At a number of junctures in many passages, there is evidence of a “core sugya” that was the product of middle-generation amoraic Babylonia responding to earlier Palestinian materials, versions of which can be found in Y. Rosh Hashanah. As I analyze each unit of several example passages, I will propose that early core Babylonian sugyot often react to and build upon parallel64 sugyot found in the Yerushalmi, but do not mirror them in structure. I will argue that later redactor(s) altered these core Babylonian sugyot, simultaneously adjusting its structure to more closely mirror its Palestinian ancestor, while also expanding it and adding uniquely Babylonian elements of greater sophistication and complexity: It is these altered sugyot that appear in our Bavli. I make no proposal as to the

motivation for the later redactors to have brought the Babylonian sugyot into greater structural affinity with the Palestinian. I merely note a phenomenon that I see occurring in b. Rosh Hashanah. My methodology for uncovering the core passages will be explained below.

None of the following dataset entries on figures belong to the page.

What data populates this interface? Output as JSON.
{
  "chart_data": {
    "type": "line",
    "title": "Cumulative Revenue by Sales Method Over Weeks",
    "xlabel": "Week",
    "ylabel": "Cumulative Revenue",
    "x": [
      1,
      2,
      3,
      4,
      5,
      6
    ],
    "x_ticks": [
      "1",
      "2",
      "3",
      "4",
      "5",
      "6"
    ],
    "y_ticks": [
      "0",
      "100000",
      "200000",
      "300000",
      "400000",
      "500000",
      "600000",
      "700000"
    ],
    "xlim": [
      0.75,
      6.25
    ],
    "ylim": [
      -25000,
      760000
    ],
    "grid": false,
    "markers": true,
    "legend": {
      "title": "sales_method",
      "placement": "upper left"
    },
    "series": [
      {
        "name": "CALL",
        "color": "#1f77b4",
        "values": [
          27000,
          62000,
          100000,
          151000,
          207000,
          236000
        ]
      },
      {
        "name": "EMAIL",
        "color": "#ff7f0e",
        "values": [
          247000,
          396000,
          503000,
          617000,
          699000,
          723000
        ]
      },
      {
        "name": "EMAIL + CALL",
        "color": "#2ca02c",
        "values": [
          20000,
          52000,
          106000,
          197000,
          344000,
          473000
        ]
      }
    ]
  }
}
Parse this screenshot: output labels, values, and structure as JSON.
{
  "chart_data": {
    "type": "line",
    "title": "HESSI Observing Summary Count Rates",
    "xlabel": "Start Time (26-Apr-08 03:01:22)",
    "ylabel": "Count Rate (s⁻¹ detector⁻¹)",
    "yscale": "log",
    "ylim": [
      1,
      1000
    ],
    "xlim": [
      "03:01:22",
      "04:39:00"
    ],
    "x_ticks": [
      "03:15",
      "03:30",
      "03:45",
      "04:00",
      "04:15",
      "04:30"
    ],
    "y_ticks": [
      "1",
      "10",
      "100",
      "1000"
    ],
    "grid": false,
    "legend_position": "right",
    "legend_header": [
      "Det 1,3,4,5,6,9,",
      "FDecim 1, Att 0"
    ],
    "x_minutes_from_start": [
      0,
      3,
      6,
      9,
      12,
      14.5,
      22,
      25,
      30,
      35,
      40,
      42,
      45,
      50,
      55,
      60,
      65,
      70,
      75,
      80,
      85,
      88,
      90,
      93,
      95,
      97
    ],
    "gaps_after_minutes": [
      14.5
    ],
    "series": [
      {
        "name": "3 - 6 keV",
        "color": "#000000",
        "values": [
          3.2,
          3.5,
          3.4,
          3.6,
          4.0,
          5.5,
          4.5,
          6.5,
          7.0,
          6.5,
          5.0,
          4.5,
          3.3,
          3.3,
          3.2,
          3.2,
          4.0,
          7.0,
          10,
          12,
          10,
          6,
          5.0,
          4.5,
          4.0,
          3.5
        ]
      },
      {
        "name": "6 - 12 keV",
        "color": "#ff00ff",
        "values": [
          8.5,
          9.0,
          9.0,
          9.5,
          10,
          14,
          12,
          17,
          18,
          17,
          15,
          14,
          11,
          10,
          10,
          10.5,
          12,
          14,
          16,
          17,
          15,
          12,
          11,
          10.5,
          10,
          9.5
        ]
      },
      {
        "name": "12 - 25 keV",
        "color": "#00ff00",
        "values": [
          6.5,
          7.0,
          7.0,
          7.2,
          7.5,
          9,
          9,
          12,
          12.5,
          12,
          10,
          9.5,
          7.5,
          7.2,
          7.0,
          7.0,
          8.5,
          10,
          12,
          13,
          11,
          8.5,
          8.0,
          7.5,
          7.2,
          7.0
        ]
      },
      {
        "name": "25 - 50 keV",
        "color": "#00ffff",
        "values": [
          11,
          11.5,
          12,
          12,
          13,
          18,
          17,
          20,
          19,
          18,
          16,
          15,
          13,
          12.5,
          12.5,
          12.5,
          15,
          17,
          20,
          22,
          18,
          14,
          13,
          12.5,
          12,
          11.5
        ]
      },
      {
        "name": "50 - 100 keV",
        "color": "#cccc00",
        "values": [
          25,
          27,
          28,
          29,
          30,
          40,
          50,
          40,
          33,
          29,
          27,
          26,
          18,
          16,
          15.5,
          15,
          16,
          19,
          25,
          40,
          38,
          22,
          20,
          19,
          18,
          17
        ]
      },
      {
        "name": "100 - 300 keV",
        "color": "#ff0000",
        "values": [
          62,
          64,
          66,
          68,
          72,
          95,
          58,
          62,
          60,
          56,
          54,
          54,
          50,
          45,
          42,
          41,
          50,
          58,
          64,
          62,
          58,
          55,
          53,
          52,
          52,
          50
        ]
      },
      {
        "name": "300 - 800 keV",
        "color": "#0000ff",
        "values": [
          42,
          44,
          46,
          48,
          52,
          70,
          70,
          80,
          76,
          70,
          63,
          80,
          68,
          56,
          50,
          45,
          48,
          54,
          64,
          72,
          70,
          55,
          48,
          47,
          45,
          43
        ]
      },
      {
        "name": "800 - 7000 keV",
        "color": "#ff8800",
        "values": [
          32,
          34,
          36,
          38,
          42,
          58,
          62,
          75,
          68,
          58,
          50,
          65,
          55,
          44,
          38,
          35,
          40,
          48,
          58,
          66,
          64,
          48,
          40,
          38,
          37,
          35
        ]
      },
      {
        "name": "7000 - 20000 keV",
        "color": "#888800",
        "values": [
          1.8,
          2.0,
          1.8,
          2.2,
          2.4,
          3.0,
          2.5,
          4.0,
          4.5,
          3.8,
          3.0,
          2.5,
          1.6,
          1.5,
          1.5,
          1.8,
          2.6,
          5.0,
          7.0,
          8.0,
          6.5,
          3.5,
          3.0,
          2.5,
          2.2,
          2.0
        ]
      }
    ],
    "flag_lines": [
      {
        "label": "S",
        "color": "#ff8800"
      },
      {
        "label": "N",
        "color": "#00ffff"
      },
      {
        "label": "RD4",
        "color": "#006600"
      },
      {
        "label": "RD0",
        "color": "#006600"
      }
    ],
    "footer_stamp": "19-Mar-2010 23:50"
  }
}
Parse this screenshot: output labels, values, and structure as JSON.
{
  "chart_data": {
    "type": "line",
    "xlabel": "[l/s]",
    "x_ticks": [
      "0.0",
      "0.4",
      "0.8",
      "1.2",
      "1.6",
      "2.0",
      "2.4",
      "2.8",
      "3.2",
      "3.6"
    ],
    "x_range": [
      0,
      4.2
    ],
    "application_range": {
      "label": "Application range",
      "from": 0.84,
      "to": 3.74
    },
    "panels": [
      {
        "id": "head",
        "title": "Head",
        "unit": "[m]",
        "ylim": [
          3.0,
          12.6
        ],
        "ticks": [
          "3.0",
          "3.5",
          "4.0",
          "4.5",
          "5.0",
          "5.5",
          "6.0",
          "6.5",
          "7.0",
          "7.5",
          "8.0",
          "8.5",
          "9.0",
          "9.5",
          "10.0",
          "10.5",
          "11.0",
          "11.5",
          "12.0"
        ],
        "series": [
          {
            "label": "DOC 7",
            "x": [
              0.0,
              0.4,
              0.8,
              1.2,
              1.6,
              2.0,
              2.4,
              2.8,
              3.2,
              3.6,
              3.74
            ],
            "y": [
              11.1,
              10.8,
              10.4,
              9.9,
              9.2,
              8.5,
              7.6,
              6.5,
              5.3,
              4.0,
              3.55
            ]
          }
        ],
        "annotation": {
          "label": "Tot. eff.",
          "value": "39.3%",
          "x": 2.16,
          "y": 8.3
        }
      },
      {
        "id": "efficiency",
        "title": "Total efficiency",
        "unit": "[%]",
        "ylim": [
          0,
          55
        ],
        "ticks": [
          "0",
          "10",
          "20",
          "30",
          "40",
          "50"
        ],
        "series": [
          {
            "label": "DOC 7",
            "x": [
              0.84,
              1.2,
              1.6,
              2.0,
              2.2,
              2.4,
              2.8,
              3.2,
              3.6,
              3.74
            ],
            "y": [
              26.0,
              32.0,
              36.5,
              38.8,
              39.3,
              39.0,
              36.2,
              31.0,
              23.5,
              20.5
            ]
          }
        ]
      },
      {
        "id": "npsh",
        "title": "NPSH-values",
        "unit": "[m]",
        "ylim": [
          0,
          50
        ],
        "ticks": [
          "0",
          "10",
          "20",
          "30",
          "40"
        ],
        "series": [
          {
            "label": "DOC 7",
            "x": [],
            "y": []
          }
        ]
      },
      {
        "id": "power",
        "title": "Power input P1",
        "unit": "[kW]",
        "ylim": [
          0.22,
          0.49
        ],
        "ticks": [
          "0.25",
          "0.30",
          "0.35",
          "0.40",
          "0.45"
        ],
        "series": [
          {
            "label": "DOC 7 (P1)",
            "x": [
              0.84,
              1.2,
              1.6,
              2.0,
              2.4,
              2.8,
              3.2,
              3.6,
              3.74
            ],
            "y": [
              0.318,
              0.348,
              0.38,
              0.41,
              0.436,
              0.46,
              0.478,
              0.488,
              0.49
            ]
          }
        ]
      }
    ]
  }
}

64 I use the term parallel here, and throughout the chapter and the whole of the work, mostly out of convention. Scholars of Rabbinics writing in Hebrew generally use the term “maqbilot”- most often translated as “parallel” to refer these sorts of affinities between Rabbinic texts. Scholars writing in English have adopted the term “parallel” and “synoptic” to refer to the relationship. The latter term is likely

borrowed from New Testament studies. Neither term is entirely satisfactory as a description of the affinities between the Bavli and the Yerushalmi. Rather than parallel or synoptic (both imply an overall neatly tallying account), their relationship might be described as asymptotic: in general, as one attempts to account for influence between traditions -- those of the Bavli on the one hand, and those of the Yerushalmi on the other-- it becomes clear that the difference between them is often smaller in one respect (for example, we may find the same or similar midrash halakhah on the same verses- as we will in our passage), while simultaneously greater in another (the attributions may totally differ, an accompanying narrative in one Talmud may be absent in the other, and so on). However, the difference is rarely so small that one is able to specify that the Bavli traditions could plausibly be taken as deriving exclusively from the Yerushalmi tradition. Nor is it often great enough that one able to specify that the Bavli traditions clearly could not have been derived si from the Yerushalmi tradition. This conundrum should properly lie at the heart of the concerns of Bavli-Yerushalmi studies.